Here, Ruf and colleagues provide an elegant demonstration that variation in membrane composition (specifically n-6 polyunsaturated fatty acids) is strongly related to maximum running speed of mammals. Moreover, the strength of this relationship is almost as great as that of body mass, a more typical correlate of speed. The authors provide a convincing, though as yet not fully tested, mechanism for this relationship, and go on to argue that natural selection could easily operate thereon, so accounting for intra- and interspecific differences in performance.

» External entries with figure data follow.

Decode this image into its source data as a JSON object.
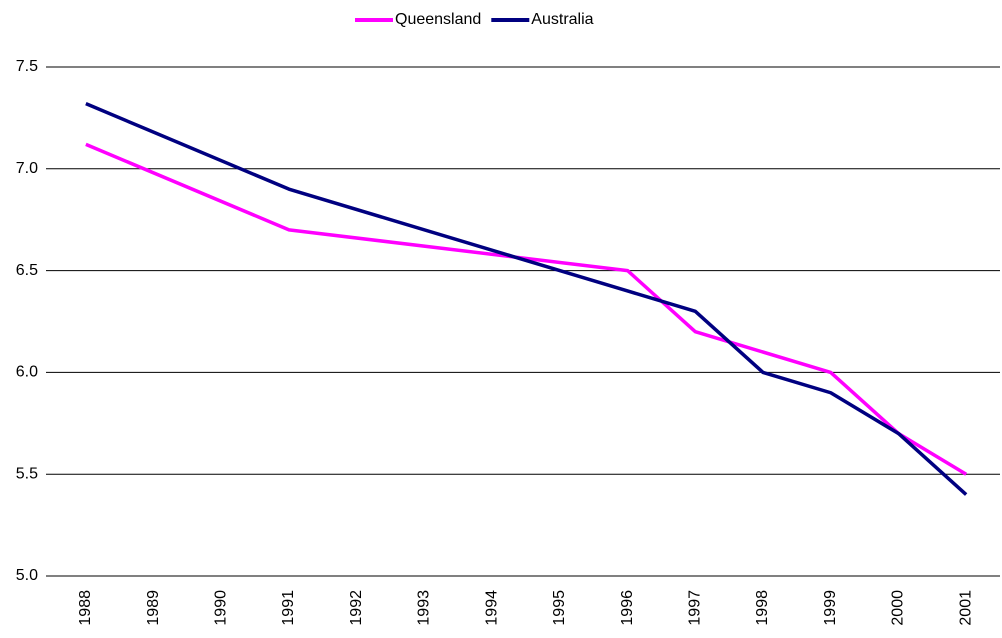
{
  "chart_data": {
    "type": "line",
    "xticks": [
      1988,
      1989,
      1990,
      1991,
      1992,
      1993,
      1994,
      1995,
      1996,
      1997,
      1998,
      1999,
      2000,
      2001
    ],
    "xlim": [
      1987.5,
      2001.5
    ],
    "ylim": [
      5.0,
      7.5
    ],
    "yticks": [
      {
        "value": 5.0,
        "label": "5.0"
      },
      5.5,
      {
        "value": 6.0,
        "label": "6.0"
      },
      6.5,
      {
        "value": 7.0,
        "label": "7.0"
      },
      7.5
    ],
    "grid": true,
    "legend": "top",
    "series": [
      {
        "name": "Queensland",
        "color": "#ff00ff",
        "x": [
          1988,
          1991,
          1996,
          1997,
          1999,
          2000,
          2001
        ],
        "values": [
          7.12,
          6.7,
          6.5,
          6.2,
          6.0,
          5.7,
          5.5
        ]
      },
      {
        "name": "Australia",
        "color": "#000080",
        "x": [
          1988,
          1991,
          1996,
          1997,
          1998,
          1999,
          2000,
          2001
        ],
        "values": [
          7.32,
          6.9,
          6.4,
          6.3,
          6.0,
          5.9,
          5.7,
          5.4
        ]
      }
    ]
  }
}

This work raises several significant issues, most prominently among these the importance of biochemical variation for a trait typically not examined from this perspective (see review in Lovegrove, 2006, Physiological and Biochemical Zoology 79, 224-236), and the relative unimportance of size alone as a correlate (or determinant) of performance. Moreover, the study reveals avenues for research, such as repeatability of PUFA-related performance within species and taxonomically broader investigations of its underlying mechanisms, that are required to more fully justify its conclusions.
One concern with the present work is the inclusion, in 14 of the 36 species, of less than two individuals per sample. As studies elsewhere on scaling have shown (see Farrell-Gray & Gotelli, 2005, Ecology 86, 2083-2097), small sample sizes can substantially bias regression results. The bootstrap approach does somewhat compensate for the problem, given that sign and strength of association, rather than value of the slope, are of interest. However, likely bias should nonetheless be borne in mind, especially when calculations of the likely increase in the dependent variable for a given step size of the independent variable are being undertaken.